Unless I made a mistake, _cairo_xlib_surface_create_image_surface()
should return CAIRO_INT_STATUS_UNSUPPORTED if it fails to create the
surface due to lack of support from the Xserver or system, i.e it checks
the display->use_shm and clears the flag if it encounters an error
whilst trying to set up the shared memory. This should in turn
cause its callers to fall back to ordinary images.
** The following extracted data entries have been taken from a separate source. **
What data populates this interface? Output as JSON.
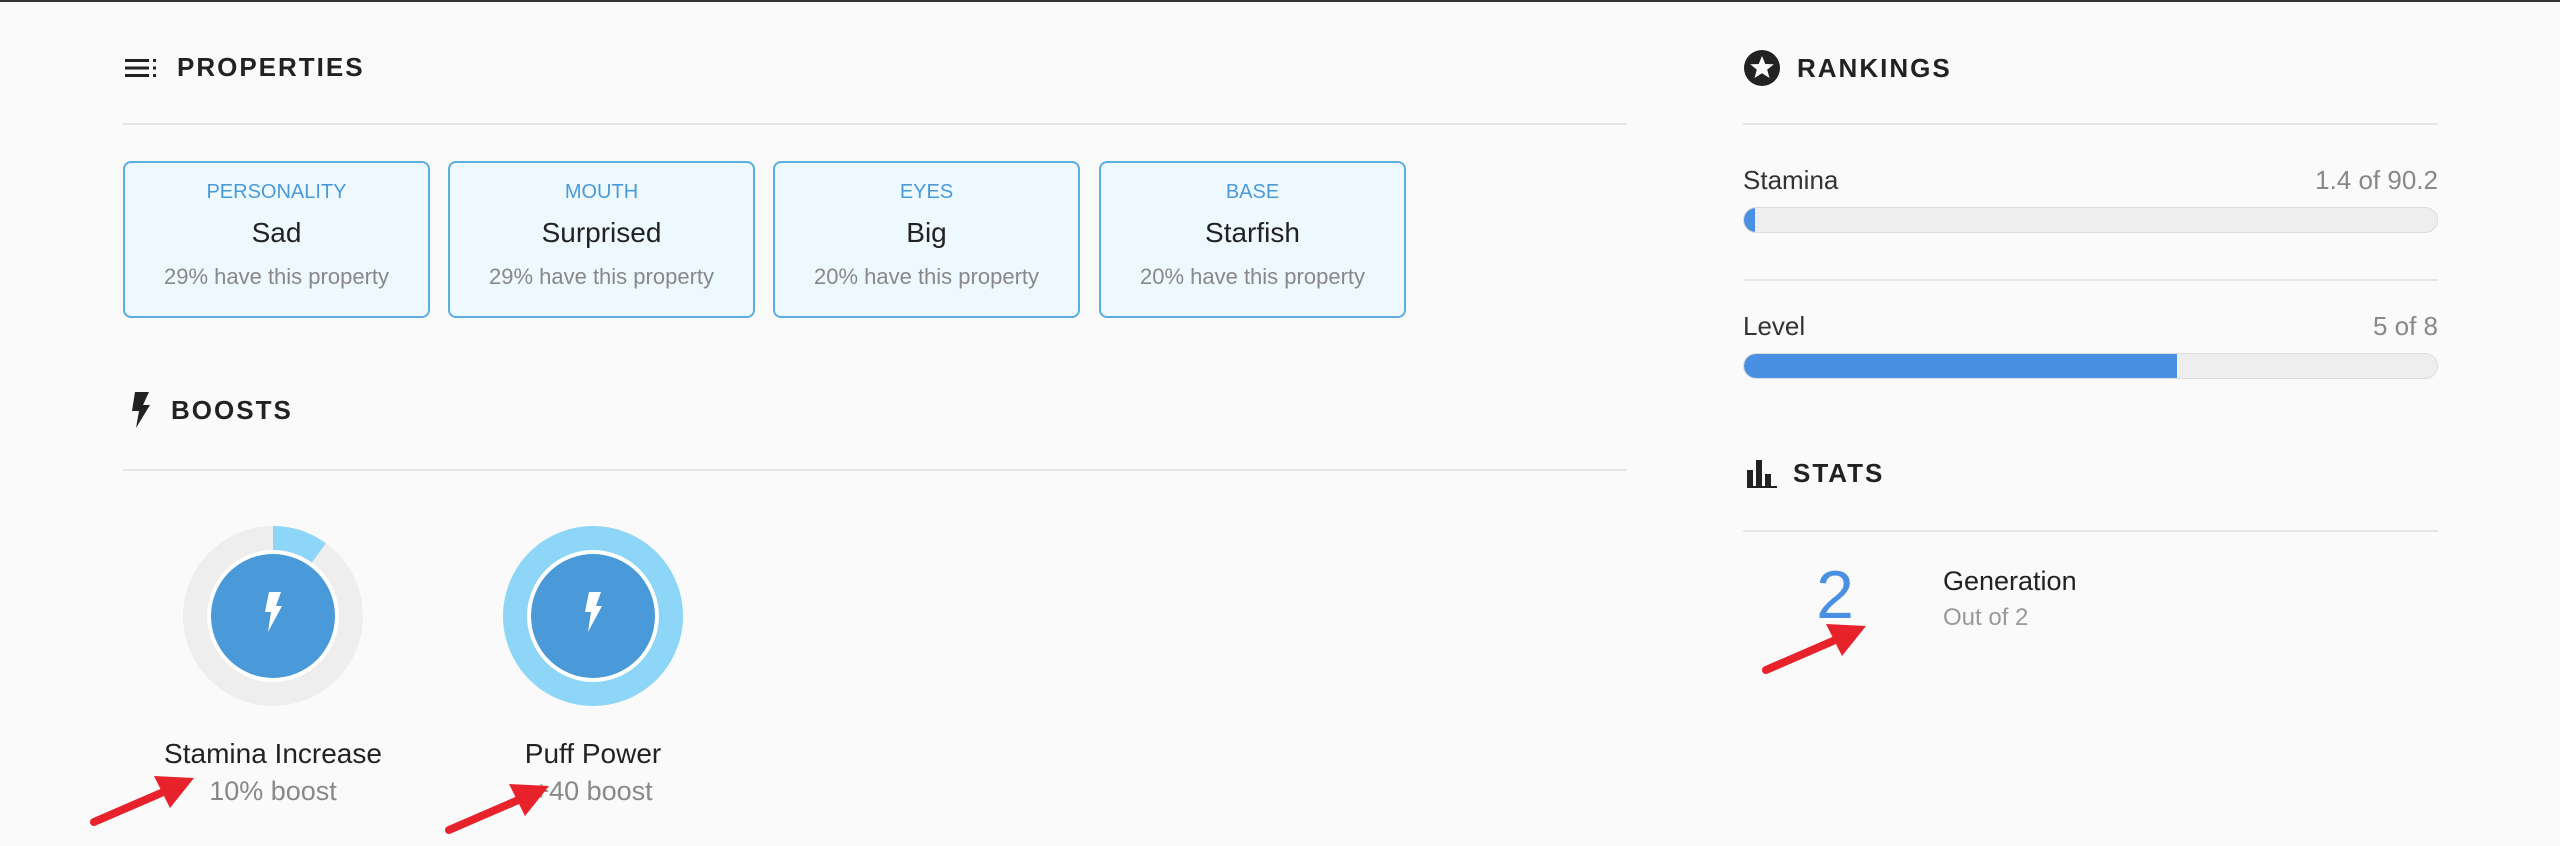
{
  "properties": {
    "title": "PROPERTIES",
    "cards": [
      {
        "label": "PERSONALITY",
        "value": "Sad",
        "pct": "29% have this property"
      },
      {
        "label": "MOUTH",
        "value": "Surprised",
        "pct": "29% have this property"
      },
      {
        "label": "EYES",
        "value": "Big",
        "pct": "20% have this property"
      },
      {
        "label": "BASE",
        "value": "Starfish",
        "pct": "20% have this property"
      }
    ]
  },
  "boosts": {
    "title": "BOOSTS",
    "items": [
      {
        "name": "Stamina Increase",
        "value": "10% boost",
        "ring_fraction": 0.1
      },
      {
        "name": "Puff Power",
        "value": "+40 boost",
        "ring_fraction": 1.0
      }
    ]
  },
  "rankings": {
    "title": "RANKINGS",
    "items": [
      {
        "label": "Stamina",
        "value": "1.4 of 90.2",
        "fraction": 0.0155
      },
      {
        "label": "Level",
        "value": "5 of 8",
        "fraction": 0.625
      }
    ]
  },
  "stats": {
    "title": "STATS",
    "number": "2",
    "label": "Generation",
    "sub": "Out of 2"
  },
  "colors": {
    "accent": "#4a90e2",
    "card_border": "#5aaee0",
    "card_bg": "#eef9ff",
    "ring_light": "#8dd6f7",
    "annotation_arrow": "#e8222a"
  },
  "icons": {
    "properties": "list-icon",
    "boosts": "lightning-icon",
    "rankings": "star-badge-icon",
    "stats": "bar-chart-icon"
  }
}
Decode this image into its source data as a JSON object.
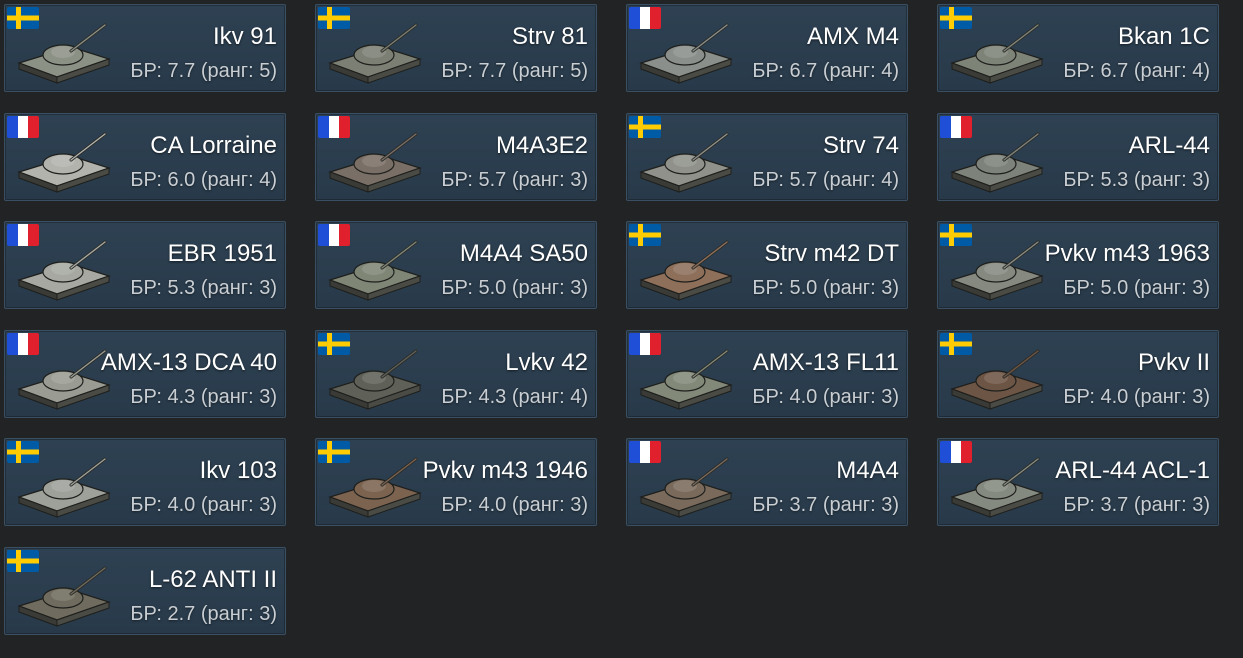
{
  "colors": {
    "background": "#222324",
    "card": "#2e4152",
    "card_border": "#3a5062",
    "name_text": "#ffffff",
    "br_text": "#c9ced3",
    "sweden_blue": "#005ba7",
    "sweden_yellow": "#fecc00",
    "france_blue": "#1f4fd6",
    "france_white": "#ffffff",
    "france_red": "#e0202c"
  },
  "vehicles": [
    {
      "name": "Ikv 91",
      "br_text": "БР: 7.7 (ранг: 5)",
      "nation": "sweden",
      "camo": "#8c9186"
    },
    {
      "name": "Strv 81",
      "br_text": "БР: 7.7 (ранг: 5)",
      "nation": "sweden",
      "camo": "#7c7f73"
    },
    {
      "name": "AMX M4",
      "br_text": "БР: 6.7 (ранг: 4)",
      "nation": "france",
      "camo": "#8a8f8b"
    },
    {
      "name": "Bkan 1C",
      "br_text": "БР: 6.7 (ранг: 4)",
      "nation": "sweden",
      "camo": "#7e8378"
    },
    {
      "name": "CA Lorraine",
      "br_text": "БР: 6.0 (ранг: 4)",
      "nation": "france",
      "camo": "#b2b3ad"
    },
    {
      "name": "M4A3E2",
      "br_text": "БР: 5.7 (ранг: 3)",
      "nation": "france",
      "camo": "#7a6f66"
    },
    {
      "name": "Strv 74",
      "br_text": "БР: 5.7 (ранг: 4)",
      "nation": "sweden",
      "camo": "#8f918a"
    },
    {
      "name": "ARL-44",
      "br_text": "БР: 5.3 (ранг: 3)",
      "nation": "france",
      "camo": "#7d827a"
    },
    {
      "name": "EBR 1951",
      "br_text": "БР: 5.3 (ранг: 3)",
      "nation": "france",
      "camo": "#a6a8a1"
    },
    {
      "name": "M4A4 SA50",
      "br_text": "БР: 5.0 (ранг: 3)",
      "nation": "france",
      "camo": "#7f8676"
    },
    {
      "name": "Strv m42 DT",
      "br_text": "БР: 5.0 (ранг: 3)",
      "nation": "sweden",
      "camo": "#8d6f5a"
    },
    {
      "name": "Pvkv m43 1963",
      "br_text": "БР: 5.0 (ранг: 3)",
      "nation": "sweden",
      "camo": "#868980"
    },
    {
      "name": "AMX-13 DCA 40",
      "br_text": "БР: 4.3 (ранг: 3)",
      "nation": "france",
      "camo": "#9a9c93"
    },
    {
      "name": "Lvkv 42",
      "br_text": "БР: 4.3 (ранг: 4)",
      "nation": "sweden",
      "camo": "#5f6158"
    },
    {
      "name": "AMX-13 FL11",
      "br_text": "БР: 4.0 (ранг: 3)",
      "nation": "france",
      "camo": "#828979"
    },
    {
      "name": "Pvkv II",
      "br_text": "БР: 4.0 (ранг: 3)",
      "nation": "sweden",
      "camo": "#6d5545"
    },
    {
      "name": "Ikv 103",
      "br_text": "БР: 4.0 (ранг: 3)",
      "nation": "sweden",
      "camo": "#9ea19a"
    },
    {
      "name": "Pvkv m43 1946",
      "br_text": "БР: 4.0 (ранг: 3)",
      "nation": "sweden",
      "camo": "#7b6350"
    },
    {
      "name": "M4A4",
      "br_text": "БР: 3.7 (ранг: 3)",
      "nation": "france",
      "camo": "#7a6a5c"
    },
    {
      "name": "ARL-44 ACL-1",
      "br_text": "БР: 3.7 (ранг: 3)",
      "nation": "france",
      "camo": "#858a80"
    },
    {
      "name": "L-62 ANTI II",
      "br_text": "БР: 2.7 (ранг: 3)",
      "nation": "sweden",
      "camo": "#6f6b5e"
    }
  ]
}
> Only drawback I can see is that you need to use
> cairo_image_surface_create_for_target() to get shm goodness. Is there
> no way to get around that? AFAIK, GDK doesn't need such a function to
> draw pixbufs using shm.
Yes, I agree that that is a limitation with this design. AIUI,
GDK composites its pixbufs via a XShmPixmap tiling the operation to fit,
which allows it to avoid the XPutImage(). A similar mechanism would not
work with cairo as it does not perform the immediate composition of the
image, but uploads it to the backend with one call and then will use it
over a sequence of general operations. I think it is fair to say that
the correct approach is for the application to cache its preferred
images in similar surfaces - which need just as much prior information
about the target backend as the optimized images.